Our first visit was to the Jain Samaj Temple. Here we were able to see the community hall with its most impressive shrine. Dominating the shrine was a beautiful rupa of Mahavira and the first and 23rd tirthinkaras, Rsabha and Parsanatha.
Our guide, Suresh Mehta spoke at great length, explaining Jain beliefs and practices, including ahimsa, the three paths and the four destinations.
We then continued across Manchester to meet our old friends at the Guru Harkrishan Sahib Gurdwara.
Our guide, Gurvinder Singh, expained the central beliefs of Sikhism and read from the Guru Granth Sahib – a wonderful experience. We then had a little tour of the gurdwara, seeing the Guru’s bedroom, before finishing by eating some lovely langar in the langar hall.

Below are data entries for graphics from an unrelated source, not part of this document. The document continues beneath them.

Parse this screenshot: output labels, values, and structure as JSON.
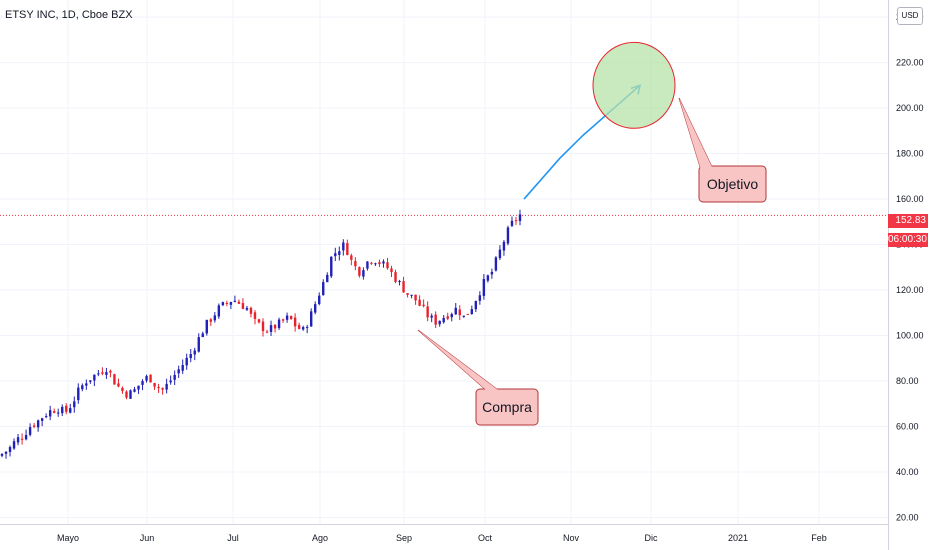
{
  "header": {
    "title": "ETSY INC, 1D, Cboe BZX",
    "currency": "USD"
  },
  "price_tags": {
    "last_price": "152.83",
    "countdown": "06:00:30",
    "color": "#f23645"
  },
  "colors": {
    "bull": "#2121b8",
    "bear": "#e8222c",
    "projection": "#2196f3"
  },
  "chart_data": {
    "type": "candlestick",
    "title": "ETSY INC, 1D, Cboe BZX",
    "y_unit": "USD",
    "ylim": [
      18,
      244
    ],
    "yticks": [
      "240.00",
      "220.00",
      "200.00",
      "180.00",
      "160.00",
      "140.00",
      "120.00",
      "100.00",
      "80.00",
      "60.00",
      "40.00",
      "20.00"
    ],
    "ytick_values": [
      240,
      220,
      200,
      180,
      160,
      140,
      120,
      100,
      80,
      60,
      40,
      20
    ],
    "xticks": [
      "Mayo",
      "Jun",
      "Jul",
      "Ago",
      "Sep",
      "Oct",
      "Nov",
      "Dic",
      "2021",
      "Feb"
    ],
    "grid": true,
    "last_price": 152.83,
    "close_path": [
      48,
      50,
      54,
      56,
      60,
      62,
      65,
      67,
      68,
      66,
      70,
      76,
      80,
      82,
      84,
      86,
      80,
      76,
      74,
      76,
      80,
      82,
      78,
      76,
      80,
      84,
      88,
      92,
      98,
      104,
      108,
      112,
      114,
      116,
      114,
      112,
      106,
      104,
      102,
      104,
      106,
      108,
      104,
      102,
      108,
      116,
      124,
      134,
      138,
      140,
      132,
      128,
      132,
      134,
      132,
      130,
      126,
      122,
      118,
      116,
      112,
      108,
      106,
      108,
      110,
      112,
      108,
      112,
      118,
      124,
      128,
      136,
      144,
      150,
      153
    ],
    "projection": [
      [
        153,
        160
      ],
      [
        189,
        178
      ],
      [
        165,
        188
      ],
      [
        211,
        210
      ]
    ],
    "target_zone": {
      "center_price": 210,
      "radius_price": 18
    },
    "annotations": [
      "Compra",
      "Objetivo"
    ]
  },
  "callouts": {
    "buy": "Compra",
    "target": "Objetivo"
  }
}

Year 1 undergraduates visited the Gujerati Hindu community in Preston as part of their module studying Hindu Dharma. This visit gave the group opportunity to ask a practising Hindu about the philosophical aspects of Hindu Dharma, to have a tour around the temple and to practice meditation.
Francesca blogged about the visit:
In our small discussion session we were given an overview of the core principles of Hindu Dharma. One of the most interesting points that was made was the belief that Hinduism is not religion. Thifs is because the term “religion” is westernised terminology used to fulfil the governments need for categorisation. He stressed that the best way to describe Hinduism is dharma which means the path to self discovery and to find Brahman- their one and only god. However in order for Hindus to be able to comprehend their divinity they have created different avatars/forms of their god otherwise known as the “spirits of god” and this explains why on the surface Hinduism looks like a polytheistic religion.
Additionally he went into detail about the scriptures in Hinduism (known as the Vedas) and the concept of Karma. I found the teaching of karma especially interesting as it sparked areas of controversy. He stated that suffering itself is not intrinsically bad and it simply reflects the karmic energy built up throughout your previous lives. For example, if a person has a good education, employment and healthy family they have “punya” which is good karmic energy but if a person suffers then they have “pap” bad karmic energy. However it leads to me to question whether this religious belief is genuine or simply justifies and acts as a coping mechanism for those that genuinely do suffer. As this teaching affects so many individuals lifestyle I believe it would make a good project title for my assignment.
To conclude this visit has widened my understanding of the core Hindu beliefs and I have even began questioning them. I hope to use the topic of karma for my assignment and therefore I will need to research more into the principle and the issues surrounding it.